QUANTITATIVE ANALYSIS
Establishment of a spectral reference library for a calibration model
Calibration is the process of constructing a mathematical model to relate the response from a sample scanned using an analytical instrument to the properties of the samples. Any calibration model that can be clearly defined in a mathematical expression and gives suitable results can be used. Record the spectra of a suitable number of representative samples with known or future-established values of the attribute of interest throughout the range to be measured (for example, content of water). The number of samples for calibration will depend on the complexity of the sample matrix and interferences (e.g. temperature, particle size, etc.). All samples must give quantitative results within a calibration interval as defined by the intended purpose of the method. Multiple linear regression (MLR), principal component regression (PCR) and partial least squares regression (PLS) are commonly used algorithms. For PLS or PCR calibrations, the regression coefficients and/or the loadings should be plotted and the regions of large coefficients or loadings compared with the spectrum of the analyte. Predicted residual error sum of squares (PRESS) plots (or similar) are useful to facilitate the optimising of the number of PCR or PLS factors.
Pre-treatment of data
Wavelength selection or excluding certain wavelength ranges may enhance the accuracy and robustness of calibration models. Wavelength compression (wavelength averaging) techniques may be applied to the data.
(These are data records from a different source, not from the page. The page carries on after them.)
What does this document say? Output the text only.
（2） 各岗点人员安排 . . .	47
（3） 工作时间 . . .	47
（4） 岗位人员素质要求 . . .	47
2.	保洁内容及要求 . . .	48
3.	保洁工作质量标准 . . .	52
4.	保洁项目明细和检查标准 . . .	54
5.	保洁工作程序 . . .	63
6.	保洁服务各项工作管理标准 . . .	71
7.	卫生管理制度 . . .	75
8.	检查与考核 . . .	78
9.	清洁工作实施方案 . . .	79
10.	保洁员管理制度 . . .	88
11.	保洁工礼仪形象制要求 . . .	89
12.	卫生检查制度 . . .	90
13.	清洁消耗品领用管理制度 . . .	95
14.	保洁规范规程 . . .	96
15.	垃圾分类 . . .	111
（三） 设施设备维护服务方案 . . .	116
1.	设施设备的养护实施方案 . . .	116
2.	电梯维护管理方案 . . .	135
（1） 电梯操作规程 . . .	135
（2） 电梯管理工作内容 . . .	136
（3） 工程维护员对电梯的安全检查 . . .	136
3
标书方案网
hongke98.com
Model validation parameters
Analytical performance characteristics to be considered for demonstrating the validation of NIR methods are similar to those required for any analytical procedure. Specific acceptance criteria for each validation parameter must be consistent with the intended use of the method. Validation parameters for quantitative methods are accuracy, linearity, precision (repeatability and intermediate precision), robustness and specificity.
ONGOING MODEL EVALUATION
NIR models validated for use are subjected to ongoing performance evaluation and monitoring of validation parameters.
transfer of databases
When databases are transferred to another instrument, spectral range, number of data points, spectral resolution and other parameters have to be taken into consideration. Further procedures and criteria must be applied to demonstrate that the model remains valid with the new database or new instrument.